Re: [PATCH v3 00/14] Adding GAUDI NIC code to habanalabs driver

From: Gal Pressman
Date: Mon Sep 21 2020 - 07:23:24 EST


On 18/09/2020 18:28, Jason Gunthorpe wrote:
> On Fri, Sep 18, 2020 at 06:15:52PM +0300, Oded Gabbay wrote:
>
>> I'm sorry, but you won't be able to convince me here that I need to
>> "enslave" my entire code to RDMA, just because my ASIC "also" has some
>> RDMA ports.
>
> You can't recreate common shared subsystems in a driver just because
> you don't want to work with the subsystem.
>
> I don't care what else the ASIC has. In Linux the netdev part is
> exposed through netdev, the RDMA part through RDMA, the
> totally-not-a-GPU part through drivers/misc.
>
> It is always been this way. Chelsio didn't get to rebuild the SCSI
> stack in their driver just because "storage is a small part of their
> device"
>
> Drivers are not allowed to re-implement I2C/SPI/etc without re-using
> the comon code for that just because "I2C is a small part of their
> device"
>
> Exposing to userspace the creation of RoCE QPs and their related
> objects are unambiguously a RDMA subsystem task.
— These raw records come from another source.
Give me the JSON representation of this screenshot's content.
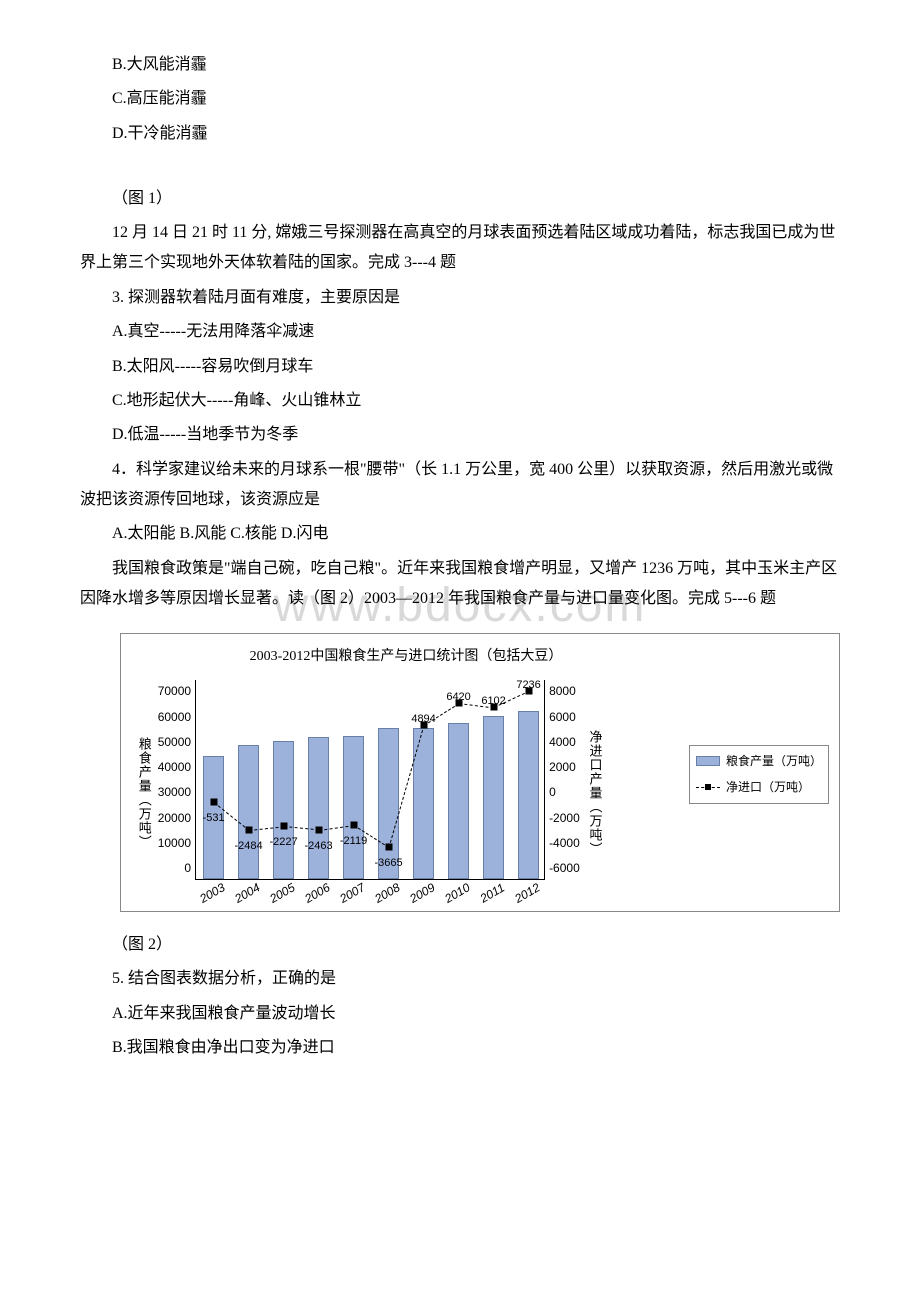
{
  "watermark": "www.bdocx.com",
  "options_b": "B.大风能消霾",
  "options_c": "C.高压能消霾",
  "options_d": "D.干冷能消霾",
  "fig1_label": "（图 1）",
  "passage_change3": "12 月 14 日 21 时 11 分, 嫦娥三号探测器在高真空的月球表面预选着陆区域成功着陆，标志我国已成为世界上第三个实现地外天体软着陆的国家。完成 3---4 题",
  "q3": "3. 探测器软着陆月面有难度，主要原因是",
  "q3a": "A.真空-----无法用降落伞减速",
  "q3b": "B.太阳风-----容易吹倒月球车",
  "q3c": "C.地形起伏大-----角峰、火山锥林立",
  "q3d": "D.低温-----当地季节为冬季",
  "q4": "4．科学家建议给未来的月球系一根\"腰带\"（长 1.1 万公里，宽 400 公里）以获取资源，然后用激光或微波把该资源传回地球，该资源应是",
  "q4opts": "A.太阳能 B.风能 C.核能 D.闪电",
  "passage_grain": "我国粮食政策是\"端自己碗，吃自己粮\"。近年来我国粮食增产明显，又增产 1236 万吨，其中玉米主产区因降水增多等原因增长显著。读（图 2）2003—2012 年我国粮食产量与进口量变化图。完成 5---6 题",
  "fig2_label": "（图 2）",
  "q5": "5. 结合图表数据分析，正确的是",
  "q5a": "A.近年来我国粮食产量波动增长",
  "q5b": "B.我国粮食由净出口变为净进口",
  "chart": {
    "title": "2003-2012中国粮食生产与进口统计图（包括大豆）",
    "y_left_label": "粮食产量（万吨）",
    "y_right_label": "净进口产量（万吨）",
    "y_left_ticks": [
      "70000",
      "60000",
      "50000",
      "40000",
      "30000",
      "20000",
      "10000",
      "0"
    ],
    "y_right_ticks": [
      "8000",
      "6000",
      "4000",
      "2000",
      "0",
      "-2000",
      "-4000",
      "-6000"
    ],
    "x_ticks": [
      "2003",
      "2004",
      "2005",
      "2006",
      "2007",
      "2008",
      "2009",
      "2010",
      "2011",
      "2012"
    ],
    "bar_values": [
      43000,
      46900,
      48400,
      49800,
      50100,
      52800,
      53100,
      54600,
      57100,
      59000
    ],
    "bar_color": "#9db2db",
    "bar_border": "#6a7fa8",
    "line_values": [
      -531,
      -2484,
      -2227,
      -2463,
      -2119,
      -3665,
      4894,
      6420,
      6102,
      7236
    ],
    "line_labels": [
      "-531",
      "-2484",
      "-2227",
      "-2463",
      "-2119",
      "-3665",
      "4894",
      "6420",
      "6102",
      "7236"
    ],
    "y_left_max": 70000,
    "y_right_min": -6000,
    "y_right_max": 8000,
    "legend_bar": "粮食产量（万吨）",
    "legend_line": "净进口（万吨）"
  }
}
I don't even know how
> you think you can argue it is not. It is your company proudly claiming
> the device has 100G RoCE ports in all the marketing literature, after
> all.
>
> It is too bad the device has a non-standards compliant implementation
> of RoCE so this will be a bit hard for you. Oh well.

What is considered a RoCE port in this case if it's not compliant with RoCE?
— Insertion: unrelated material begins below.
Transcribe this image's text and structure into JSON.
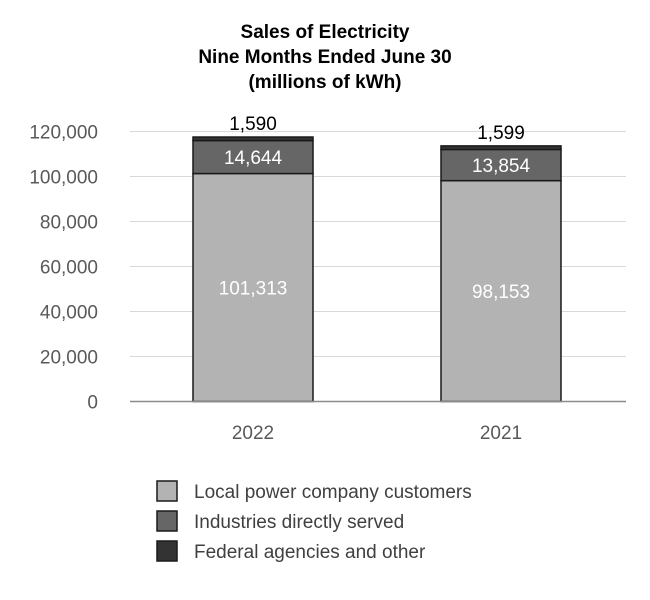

Sounds like it's an implementation of RDMA over ethernet, not RoCE.
Does GAUDI support UD/RC/.. QPs? Is it using a proprietary wire protocol?
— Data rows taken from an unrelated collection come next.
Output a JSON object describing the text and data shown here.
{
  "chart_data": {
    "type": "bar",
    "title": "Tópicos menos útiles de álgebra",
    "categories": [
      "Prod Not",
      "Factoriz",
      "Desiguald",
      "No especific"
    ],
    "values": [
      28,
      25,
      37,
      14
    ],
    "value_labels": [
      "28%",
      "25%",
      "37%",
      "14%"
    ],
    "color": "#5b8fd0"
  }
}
(BTW, Oded claims it's similar to nvlink, how is nvlink's implementation
exposed? Or is it closed source?)

Jason, how do you imagine GAUDI in the RDMA subsystem? Userspace control path
verbs (used by hl-thunk?) and all data path verbs exposed as kverbs (used by
habanalabs driver)?
So neither any userspace verbs apps could use it nor kernel ULPs?